Lois McMaster Bujold, The Curse of Chalion

I wanted to love The Curse of Chalion because I adore Lois McMaster Bujold’s Vorkosigan books, and I was very excited to read a more traditional fantasy novel by her. And there were certainly traces of Bujold’s wit and style in The Curse of Chalion but somehow, almost none of the characters really grabbed me. I liked Yselle and Bergon and Betriz and Cazaril well enough, but they always seemed like characters in service of the plot to me and less like real people (even though Yselle and Bergon were actually based on real medieval Spanish rulers!) I think part of the problem was that Cazaril was too perfect; he was smart and good at statecraft and brave and had one point been strategic and warlike and self-sacrificial and everyone loved him (except for the bad guys) and yet he was so modest that he never realized how much everyone loved him.
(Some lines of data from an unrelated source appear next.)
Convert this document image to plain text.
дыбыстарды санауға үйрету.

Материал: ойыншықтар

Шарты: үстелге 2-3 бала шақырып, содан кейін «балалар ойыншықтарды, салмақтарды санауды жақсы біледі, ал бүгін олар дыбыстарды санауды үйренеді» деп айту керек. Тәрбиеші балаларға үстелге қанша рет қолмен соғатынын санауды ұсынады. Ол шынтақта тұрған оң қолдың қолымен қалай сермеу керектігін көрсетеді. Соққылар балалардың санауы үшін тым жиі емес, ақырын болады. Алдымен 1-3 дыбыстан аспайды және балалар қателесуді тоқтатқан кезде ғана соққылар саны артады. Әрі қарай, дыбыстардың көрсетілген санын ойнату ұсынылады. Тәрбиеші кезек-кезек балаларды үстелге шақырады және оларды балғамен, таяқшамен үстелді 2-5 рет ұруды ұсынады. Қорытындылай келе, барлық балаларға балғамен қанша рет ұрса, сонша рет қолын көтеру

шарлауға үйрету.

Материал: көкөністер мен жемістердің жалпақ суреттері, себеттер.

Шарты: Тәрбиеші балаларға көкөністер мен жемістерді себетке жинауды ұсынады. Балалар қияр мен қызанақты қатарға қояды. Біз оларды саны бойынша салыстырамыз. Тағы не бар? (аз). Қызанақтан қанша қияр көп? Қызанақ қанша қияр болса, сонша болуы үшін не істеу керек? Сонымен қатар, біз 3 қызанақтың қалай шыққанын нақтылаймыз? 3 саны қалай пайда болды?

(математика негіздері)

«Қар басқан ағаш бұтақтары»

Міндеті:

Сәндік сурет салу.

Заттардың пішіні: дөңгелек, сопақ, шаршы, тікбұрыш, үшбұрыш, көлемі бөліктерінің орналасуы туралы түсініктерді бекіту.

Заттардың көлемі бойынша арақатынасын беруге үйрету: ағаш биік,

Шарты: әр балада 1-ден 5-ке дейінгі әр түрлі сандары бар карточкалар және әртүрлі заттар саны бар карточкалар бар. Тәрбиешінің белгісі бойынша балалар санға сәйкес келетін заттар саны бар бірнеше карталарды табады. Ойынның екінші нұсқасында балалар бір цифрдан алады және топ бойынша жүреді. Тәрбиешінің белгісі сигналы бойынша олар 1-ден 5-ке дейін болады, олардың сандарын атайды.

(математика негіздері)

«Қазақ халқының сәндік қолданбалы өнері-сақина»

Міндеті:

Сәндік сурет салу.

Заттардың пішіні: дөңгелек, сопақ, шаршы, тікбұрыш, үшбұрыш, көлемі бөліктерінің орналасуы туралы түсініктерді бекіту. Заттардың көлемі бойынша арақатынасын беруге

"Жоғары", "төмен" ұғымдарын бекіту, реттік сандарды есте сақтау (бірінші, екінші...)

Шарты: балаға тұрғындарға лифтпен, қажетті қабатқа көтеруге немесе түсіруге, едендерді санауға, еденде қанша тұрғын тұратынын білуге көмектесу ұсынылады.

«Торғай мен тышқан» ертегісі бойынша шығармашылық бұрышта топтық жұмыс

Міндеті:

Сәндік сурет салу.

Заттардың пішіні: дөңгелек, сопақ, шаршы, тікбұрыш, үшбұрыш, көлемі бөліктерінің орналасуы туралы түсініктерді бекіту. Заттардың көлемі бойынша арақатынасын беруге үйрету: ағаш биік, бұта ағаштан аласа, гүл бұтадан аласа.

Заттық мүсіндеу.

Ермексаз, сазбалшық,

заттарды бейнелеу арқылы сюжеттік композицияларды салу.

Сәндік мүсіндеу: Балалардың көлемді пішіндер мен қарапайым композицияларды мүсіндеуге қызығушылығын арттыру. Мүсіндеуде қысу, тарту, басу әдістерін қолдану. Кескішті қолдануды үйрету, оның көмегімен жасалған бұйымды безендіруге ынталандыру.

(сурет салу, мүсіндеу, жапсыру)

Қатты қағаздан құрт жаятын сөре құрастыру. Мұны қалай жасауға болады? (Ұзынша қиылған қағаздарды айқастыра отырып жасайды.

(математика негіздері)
The conflicts (including the titular curse) all arose from external circumstances, rather than from any flaw in Cazaril’s character and I think that was another reason why this book failed to truly excite me.

(It’s not a great sign when the character in the book whom I found most intriguing had been dead for twenty years or so. I kept wishing Bujold had told us the story of dy Lutez and his complex personality and why he ultimately failed at his task and what he thought about that, etc. rather than telling us about the “present”.)